To return blood back into the heart against gravity, the valves in the veins of the lower leg must pump properly. When these valves become weak and fail to close as they should, blood flow is decreased. The pooling of blood in the veins causes veins to become visible or bulge through the skin.  In serious cases, the legs may itch, become swollen, and vessels may burst and bleed. In milder cases, webs of spider veins form under the skin, sometimes worsening in certain areas such as the ankles where there may be more pooling of blood.


Varicose veins can cause cosmetic concerns due to protruding, ropelike purple bulges in the skin or visible spider veins. The condition could signal an increased risk of circulatory problems. Common symptoms include

  • aching leg pain
  • heaviness and fatigue in the legs
  • muscle cramping and swelling of the lower legs
  • skin ulcers around the ankles
  • itching around the veins

Minimally invasive procedure: vein ablation

There are a number of procedures that have been used over the years to treat varicose veins, from pulling targeted large veins out of the leg, to injecting select veins with a solution that causes them to close.
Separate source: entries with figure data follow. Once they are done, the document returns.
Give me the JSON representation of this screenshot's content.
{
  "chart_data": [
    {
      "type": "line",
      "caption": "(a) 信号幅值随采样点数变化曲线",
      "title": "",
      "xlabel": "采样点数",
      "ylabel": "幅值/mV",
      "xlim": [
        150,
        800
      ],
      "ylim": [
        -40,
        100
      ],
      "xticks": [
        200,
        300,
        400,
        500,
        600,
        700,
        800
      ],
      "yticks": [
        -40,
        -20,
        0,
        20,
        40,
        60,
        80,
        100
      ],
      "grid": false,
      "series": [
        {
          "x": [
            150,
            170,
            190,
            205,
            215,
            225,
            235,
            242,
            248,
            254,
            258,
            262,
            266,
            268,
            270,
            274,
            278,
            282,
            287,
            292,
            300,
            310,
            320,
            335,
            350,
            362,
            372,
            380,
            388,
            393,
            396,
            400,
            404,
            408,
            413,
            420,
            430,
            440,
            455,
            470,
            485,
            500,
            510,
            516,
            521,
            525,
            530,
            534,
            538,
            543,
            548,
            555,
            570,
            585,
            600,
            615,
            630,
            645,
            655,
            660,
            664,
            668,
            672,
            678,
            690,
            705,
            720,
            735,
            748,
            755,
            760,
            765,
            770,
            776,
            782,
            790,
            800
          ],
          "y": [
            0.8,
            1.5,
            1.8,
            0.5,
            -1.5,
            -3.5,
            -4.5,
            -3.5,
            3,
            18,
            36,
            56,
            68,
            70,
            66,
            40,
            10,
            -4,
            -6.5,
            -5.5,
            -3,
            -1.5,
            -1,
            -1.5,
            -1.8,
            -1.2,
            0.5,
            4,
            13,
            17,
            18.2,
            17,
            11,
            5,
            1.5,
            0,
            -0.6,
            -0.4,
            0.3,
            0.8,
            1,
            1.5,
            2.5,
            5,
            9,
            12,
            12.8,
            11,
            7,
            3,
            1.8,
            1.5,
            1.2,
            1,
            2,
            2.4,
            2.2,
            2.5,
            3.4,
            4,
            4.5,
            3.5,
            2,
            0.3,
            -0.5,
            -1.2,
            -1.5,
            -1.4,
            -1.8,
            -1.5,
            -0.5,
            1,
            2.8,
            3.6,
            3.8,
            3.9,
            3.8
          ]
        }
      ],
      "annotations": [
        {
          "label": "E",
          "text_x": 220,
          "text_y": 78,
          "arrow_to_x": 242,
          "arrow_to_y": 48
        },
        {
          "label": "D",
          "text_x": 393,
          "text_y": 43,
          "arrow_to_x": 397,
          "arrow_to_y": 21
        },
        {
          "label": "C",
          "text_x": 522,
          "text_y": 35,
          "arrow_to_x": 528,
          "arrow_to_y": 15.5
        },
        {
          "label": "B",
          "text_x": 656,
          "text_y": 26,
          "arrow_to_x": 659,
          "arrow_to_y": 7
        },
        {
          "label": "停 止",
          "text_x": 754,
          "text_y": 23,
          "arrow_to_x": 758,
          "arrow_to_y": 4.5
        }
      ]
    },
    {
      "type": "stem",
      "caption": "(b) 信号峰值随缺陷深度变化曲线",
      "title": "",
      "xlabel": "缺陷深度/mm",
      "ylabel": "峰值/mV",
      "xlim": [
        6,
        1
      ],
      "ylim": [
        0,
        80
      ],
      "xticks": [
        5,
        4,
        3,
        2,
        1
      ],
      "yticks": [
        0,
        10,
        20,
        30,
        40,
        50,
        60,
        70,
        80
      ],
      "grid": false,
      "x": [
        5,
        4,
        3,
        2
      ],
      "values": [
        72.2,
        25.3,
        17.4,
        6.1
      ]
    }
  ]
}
Good Shepherd Hospital interventional radiologists perform a minimally invasive outpatient procedure using image guidance to reduce varicose veins. Vein ablation is a procedure that uses laser or radiofrequency energy applied to the vein, heating it and causing it to seal shut. This procedure allows healthy veins to take over the work of sending blood up through the leg against gravity.

Vein ablation treatment usually takes an hour or less, and patients may return to their normal activities.